First, it can be more time and cost efficient in the design process. Second, numerical modeling can disclose great details in flow and particle behaviors in the nose, which are difficult to observe experimentally and yet are crucial to the performance of the delivery system. The insights gained through numerical simulations can be implemented to refine the delivery system. Limitations exist in numerical modeling too. Considering the ubiquitous uncertainty and complexity in variables related to drug particles, device, and patient, fully simulating the delivery process is still impractical.
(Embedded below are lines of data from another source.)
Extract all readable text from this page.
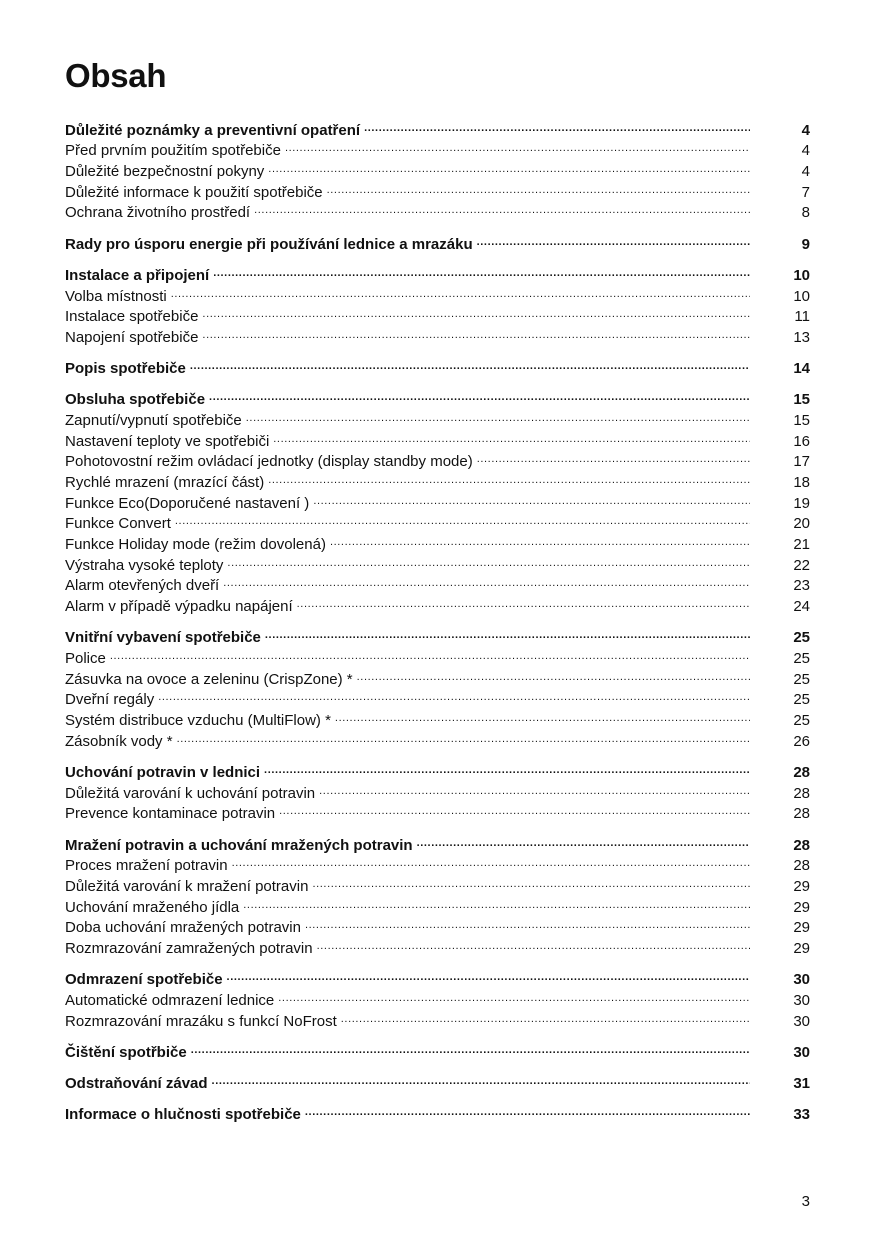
Obsah
Důležité poznámky a preventivní opatření .....	4
Před prvním použitím spotřebiče .....	4
Důležité bezpečnostní pokyny .....	4
Důležité informace k použití spotřebiče .....	7
Ochrana životního prostředí .....	8
Rady pro úsporu energie při používání lednice a mrazáku .....	9
Instalace a připojení .....	10
Volba místnosti .....	10
Instalace spotřebiče .....	11
Napojení spotřebiče .....	13
Popis spotřebiče .....	14
Obsluha spotřebiče .....	15
Zapnutí/vypnutí spotřebiče .....	15
Nastavení teploty ve spotřebiči .....	16
Pohotovostní režim ovládací jednotky (display standby mode) .....	17
Rychlé mrazení (mrazící část) .....	18
Funkce Eco(Doporučené nastavení ) .....	19
Funkce Convert .....	20
Funkce Holiday mode (režim dovolená) .....	21
Výstraha vysoké teploty .....	22
Alarm otevřených dveří .....	23
Alarm v případě výpadku napájení .....	24
Vnitřní vybavení spotřebiče .....	25
Police .....	25
Zásuvka na ovoce a zeleninu (CrispZone) * .....	25
Dveřní regály .....	25
Systém distribuce vzduchu (MultiFlow) * .....	25
Zásobník vody * .....	26
Uchování potravin v lednici .....	28
Důležitá varování k uchování potravin .....	28
Prevence kontaminace potravin .....	28
Mražení potravin a uchování mražených potravin .....	28
Proces mražení potravin .....	28
Důležitá varování k mražení potravin .....	29
Uchování mraženého jídla .....	29
Doba uchování mražených potravin .....	29
Rozmrazování zamražených potravin .....	29
Odmrazení spotřebiče .....	30
Automatické odmrazení lednice .....	30
Rozmrazování mrazáku s funkcí NoFrost .....	30
Čištění spotřbiče .....	30
Odstraňování závad .....	31
Informace o hlučnosti spotřebiče .....	33
3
Other assumptions that may limit the realism of this study include steady flows, rigid nose cast, nose replicas based on one subject, and various sources of input uncertainties. Previous studies have emphasized the effect upon the airflow and aerosol dynamics from tidal breathing⁽¹¹⁾ and compliant walls.⁽⁴⁹⁾ Under the normal intranasal delivery, aerosols are administered into the nostrils during inhalation and are exhaled either from the mouth or nostrils, which can cause additional upper airway deposition. Djupesland et al.⁽⁵⁰⁾ suggested that the nasal passage, especially the nasal valve, will expand due to the positive pressure during the bidirectional delivery, which, in principle, should give further improved deposition to the olfactory region.

However, the degree of expected improvements warrants further experimental tests. The nose replicas were developed from one subject only and did not account for discrepancies due to age, gender, race, weight, or height. High variability of deposition rates in the vestibular-turbinate region and olfactory region was observed in this study. Such variability can arise from various sources, such as aerosol generation, administration angle, device–nostril distance, and unsteady airflow, just to mention a few.^(51–53) These sources of uncertainty may be difficult to control and can impact the drug delivery efficiency at varying degrees. Probabilistic analysis can quantify the sensitivity levels of input parameters, as well as the output uncertainties, and should be considered in future studies. Complementary numerical studies with more extensive and physiologically realistic test conditions are needed to gain further insights into bidirectional nasal deliveries and improve the drug delivery system for olfactory targeting.